In [37]:
%load_ext autoreload
%autoreload 2

The autoreload extension is already loaded. To reload it, use:
  %reload_ext autoreload


In [38]:
import logging
import os
import sys
from datetime import datetime, timedelta, timezone
sys.path.append(os.path.abspath(os.path.join(os.getcwd(), "..")))
import joblib
from hsml.model_schema import ModelSchema
from hsml.schema import Schema
from sklearn.metrics import mean_absolute_error

import config.config as config
from src.data_fetching_and_processing.transform_ts_data_to_features_and_target import transform_ts_data_info_features_and_target
from src.inference.fetch_days_data import fetch_days_data
from src.utils.inference_utils.inference_utils import (
    get_hopsworks_project,
    load_metrics_from_registry,
    load_model_from_registry
)
from src.utils.pipeline_utils.pipeline_utils import get_pipeline


In [39]:
print(f"Fetching data from group store ...")
ts_data = fetch_days_data(180)
print(len(ts_data))
print(f"Transforming to ts_data ...")

Fetching data from group store ...
2023-09-03 05:47:46.043540+00:00 2025-03-01 05:47:46.043540+00:00
2025-03-01 00:47:46,060 INFO: Closing external client and cleaning up certificates.
Connection closed.
2025-03-01 00:47:46,074 INFO: Initializing external client
2025-03-01 00:47:46,074 INFO: Base URL: https://c.app.hopsworks.ai:443
2025-03-01 00:47:46,921 INFO: Python Engine initialized.

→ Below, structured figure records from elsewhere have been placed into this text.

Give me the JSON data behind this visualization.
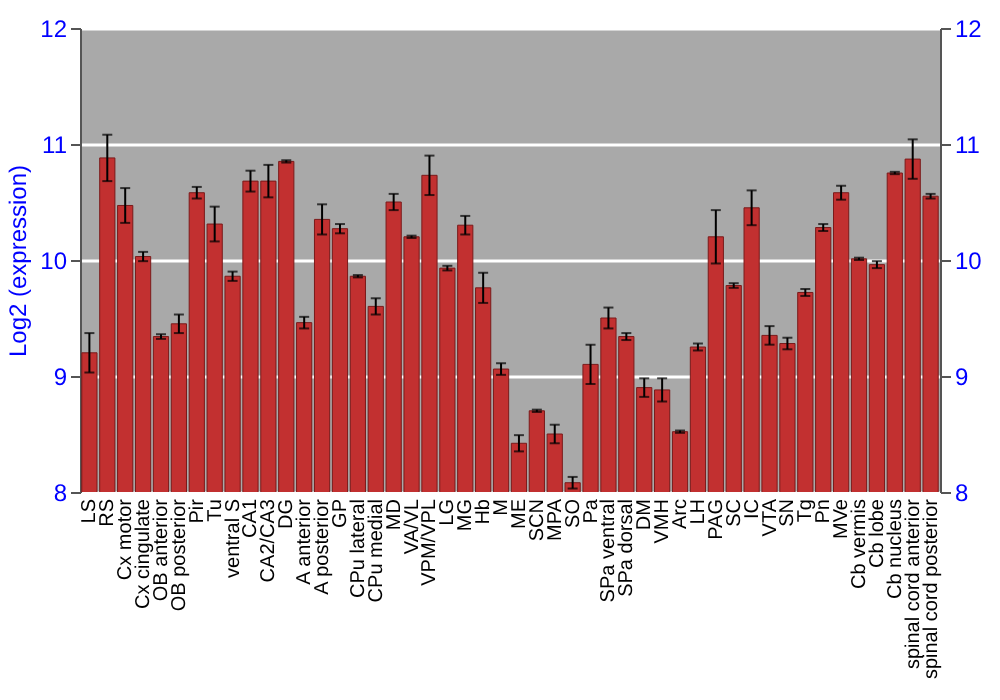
{
  "chart_data": {
    "type": "bar",
    "ylabel": "Log2 (expression)",
    "categories": [
      "LS",
      "RS",
      "Cx motor",
      "Cx cingulate",
      "OB anterior",
      "OB posterior",
      "Pir",
      "Tu",
      "ventral S",
      "CA1",
      "CA2/CA3",
      "DG",
      "A anterior",
      "A posterior",
      "GP",
      "CPu lateral",
      "CPu medial",
      "MD",
      "VA/VL",
      "VPM/VPL",
      "LG",
      "MG",
      "Hb",
      "M",
      "ME",
      "SCN",
      "MPA",
      "SO",
      "Pa",
      "SPa ventral",
      "SPa dorsal",
      "DM",
      "VMH",
      "Arc",
      "LH",
      "PAG",
      "SC",
      "IC",
      "VTA",
      "SN",
      "Tg",
      "Pn",
      "MVe",
      "Cb vermis",
      "Cb lobe",
      "Cb nucleus",
      "spinal cord anterior",
      "spinal cord posterior"
    ],
    "values": [
      9.2,
      10.88,
      10.47,
      10.03,
      9.34,
      9.45,
      10.58,
      10.31,
      9.86,
      10.68,
      10.68,
      10.85,
      9.46,
      10.35,
      10.27,
      9.86,
      9.6,
      10.5,
      10.2,
      10.73,
      9.93,
      10.3,
      9.76,
      9.06,
      8.42,
      8.7,
      8.5,
      8.08,
      9.1,
      9.5,
      9.34,
      8.9,
      8.88,
      8.52,
      9.25,
      10.2,
      9.78,
      10.45,
      9.35,
      9.28,
      9.72,
      10.28,
      10.58,
      10.01,
      9.96,
      10.75,
      10.87,
      10.55
    ],
    "errors": [
      0.17,
      0.2,
      0.15,
      0.04,
      0.02,
      0.08,
      0.05,
      0.15,
      0.04,
      0.09,
      0.14,
      0.01,
      0.05,
      0.13,
      0.04,
      0.01,
      0.07,
      0.07,
      0.01,
      0.17,
      0.02,
      0.08,
      0.13,
      0.05,
      0.07,
      0.01,
      0.08,
      0.05,
      0.17,
      0.09,
      0.03,
      0.08,
      0.1,
      0.01,
      0.03,
      0.23,
      0.02,
      0.15,
      0.08,
      0.05,
      0.03,
      0.03,
      0.06,
      0.01,
      0.03,
      0.01,
      0.17,
      0.02
    ],
    "color": "#c23030",
    "ylim": [
      8,
      12
    ],
    "yticks": [
      8,
      9,
      10,
      11,
      12
    ],
    "y2lim": [
      8,
      12
    ],
    "y2ticks": [
      8,
      9,
      10,
      11,
      12
    ],
    "grid": "y"
  }
}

Logged in to project, explore it here https://c.app.hopsworks.ai:443/p/1214648
Finished: Reading data from Hopsworks, using Hopsworks Feature Query Service (8.62s) 
2392324
Transforming to ts_data ...


In [40]:
ts_data.head()

Unnamed: 0,pickup_hour,pickup_location_id,zone,rides
0,2025-02-26 05:00:00+00:00,131,"Jamaica Estates, Queens",0
1,2025-02-08 13:00:00+00:00,33,"Brooklyn Heights, Brooklyn",0
2,2025-02-06 20:00:00+00:00,226,"Sunnyside, Queens",0
3,2025-02-03 12:00:00+00:00,242,"Van Nest/Morris Park, Bronx",0
4,2025-02-11 02:00:00+00:00,225,"Stuyvesant Heights, Brooklyn",0


In [41]:
features, targets = transform_ts_data_info_features_and_target(
    ts_data, window_size=24 * 28, step_size=23
)
pipeline = get_pipeline()
print(f"Training model ...")

pipeline.fit(features, targets)

predictions = pipeline.predict(features)

Training model ...
[LightGBM] [Info] Auto-choosing col-wise multi-threading, the overhead of testing was 0.071322 seconds.
You can set `force_col_wise=true` to remove the overhead.
[LightGBM] [Info] Total Bins 163395
[LightGBM] [Info] Number of data points in the train set: 96524, number of used features: 675
[LightGBM] [Info] Start training from score 1.108253


In [42]:
test_mae = mean_absolute_error(targets, predictions)
metric = load_metrics_from_registry()

print(f"The new MAE is {test_mae:.4f}")
print(f"The previous MAE is {metric['test_mae']:.4f}")

if test_mae < metric.get("test_mae"):
    print(f"Registering new model")
    model_path = config.MODELS_DIR / "lgb_model.pkl"
    joblib.dump(pipeline, model_path)

    input_schema = Schema(features)
    output_schema = Schema(targets)
    model_schema = ModelSchema(input_schema=input_schema, output_schema=output_schema)
    project = get_hopsworks_project()
    model_registry = project.get_model_registry()

    model = model_registry.sklearn.create_model(
        name="taxi_demand_predictor_next_hour_v2",
        metrics={"test_mae": test_mae},
        input_example=features.sample(),
        model_schema=model_schema,
    )
    model.save(model_path)
else:
    print(f"Skipping model registration because new model is not better!")


2025-03-01 00:48:46,378 INFO: Closing external client and cleaning up certificates.
Connection closed.
2025-03-01 00:48:46,384 INFO: Initializing external client
2025-03-01 00:48:46,385 INFO: Base URL: https://c.app.hopsworks.ai:443
2025-03-01 00:48:47,221 INFO: Python Engine initialized.

Logged in to project, explore it here https://c.app.hopsworks.ai:443/p/1214648
The new MAE is 1.7168
The previous MAE is 0.0125
Skipping model registration because new model is not better!